Taking photographs for the sake of taking photographs is one thing. But, disrespecting memorials through selfies seems to be an increasingly disturbing trend. Satirical author Shahak Shapira created the project "Yolocaust" to tackle this very subject. Shapira uses self-portrait images of visitors at the Memorial to the Murdered Jews of Europe in Berlin and superimposes them onto images of extermination camps. His message is clear: to show how peoples' behaviour appears ignorant and disrespectful towards such a sacred space.

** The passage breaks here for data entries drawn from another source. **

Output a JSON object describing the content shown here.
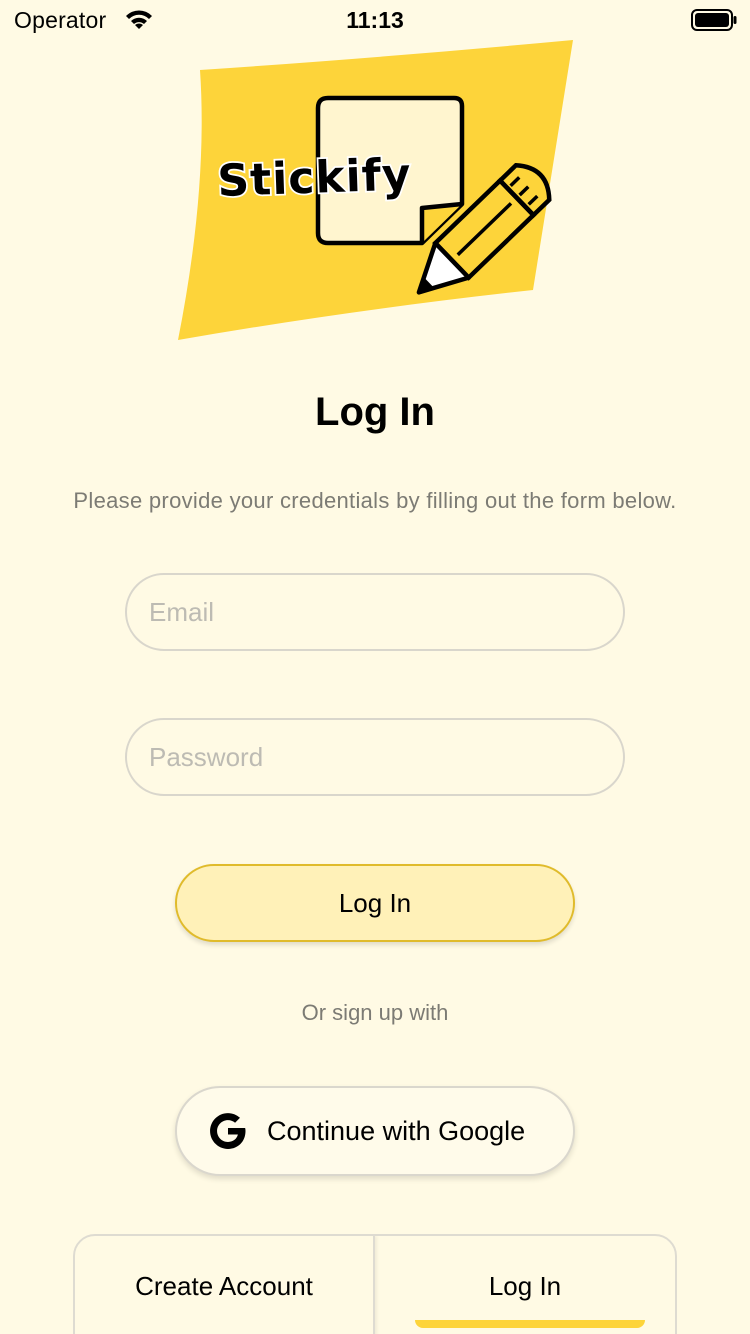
{
  "status_bar": {
    "carrier": "Operator",
    "time": "11:13"
  },
  "logo": {
    "text": "Stickify",
    "background_color": "#fdd43a"
  },
  "header": {
    "title": "Log In",
    "subtitle": "Please provide your credentials by filling out the form below."
  },
  "form": {
    "email_placeholder": "Email",
    "email_value": "",
    "password_placeholder": "Password",
    "password_value": "",
    "submit_label": "Log In"
  },
  "social": {
    "divider_text": "Or sign up with",
    "google_label": "Continue with Google"
  },
  "tabs": {
    "items": [
      {
        "label": "Create Account",
        "selected": false
      },
      {
        "label": "Log In",
        "selected": true
      }
    ]
  },
  "colors": {
    "background": "#fffae4",
    "accent": "#fdd43a",
    "button_fill": "#fff1b8",
    "button_border": "#e0bb2b",
    "muted_text": "#7c7b74"
  }
}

A similar situation is occurring at the Auschwitz-Birkenau memorial and museum. While the site imposes restrictions on where you can and cannot take photographs, visitors tend to still photograph themselves as if they were in front of the Eiffel Tower. As the images for both examples are quite alarming, I did not include them in this blog, but you can read more about it, as well as see the images on the following links: and

While such images show a clear misunderstanding of the significance to humanity that these spaces possess, what if on March 27, 2117 and henceforth, taking these photos will become as natural as taking selfies at the Roman Coliseum? Who and where are the 'selfie culture police'? In fact, a Tumblr account has become a sort of vigilante in this department, addressing and exposing "selfies at serious places":

Perhaps peoples' behaviour at certain sites may be indicative of, but not excusable by, a discomfort or even confusion about the trend of minimalism to create memorials of difficult moments throughout history. In addition to the memorial in Berlin, sites such as the Vietnam War Memorial in Washington D.C. follows what Adam Gopnik calls the "sublime simplicity" (Gopnik 2014). Often times these moments are difficult to convey through words, nonetheless a physical structure. It seems that minimalism and more 'eccentric' and contemporary aesthetics appropriately matches this difficulty and our lack of consensus on how to effectively portray the past. Yet, is the lack of a transparent structure and meaning contributing to a lack of respect?

As we visit popular cities and sites, whether a memorial or a museum, we must consider and reevaluate our behaviour and the message we are transmitting through our tech-savvy actions.

Sources consulted:

Gopnik, Adam. (2014, July 7). Stones and bones. The New Yorker.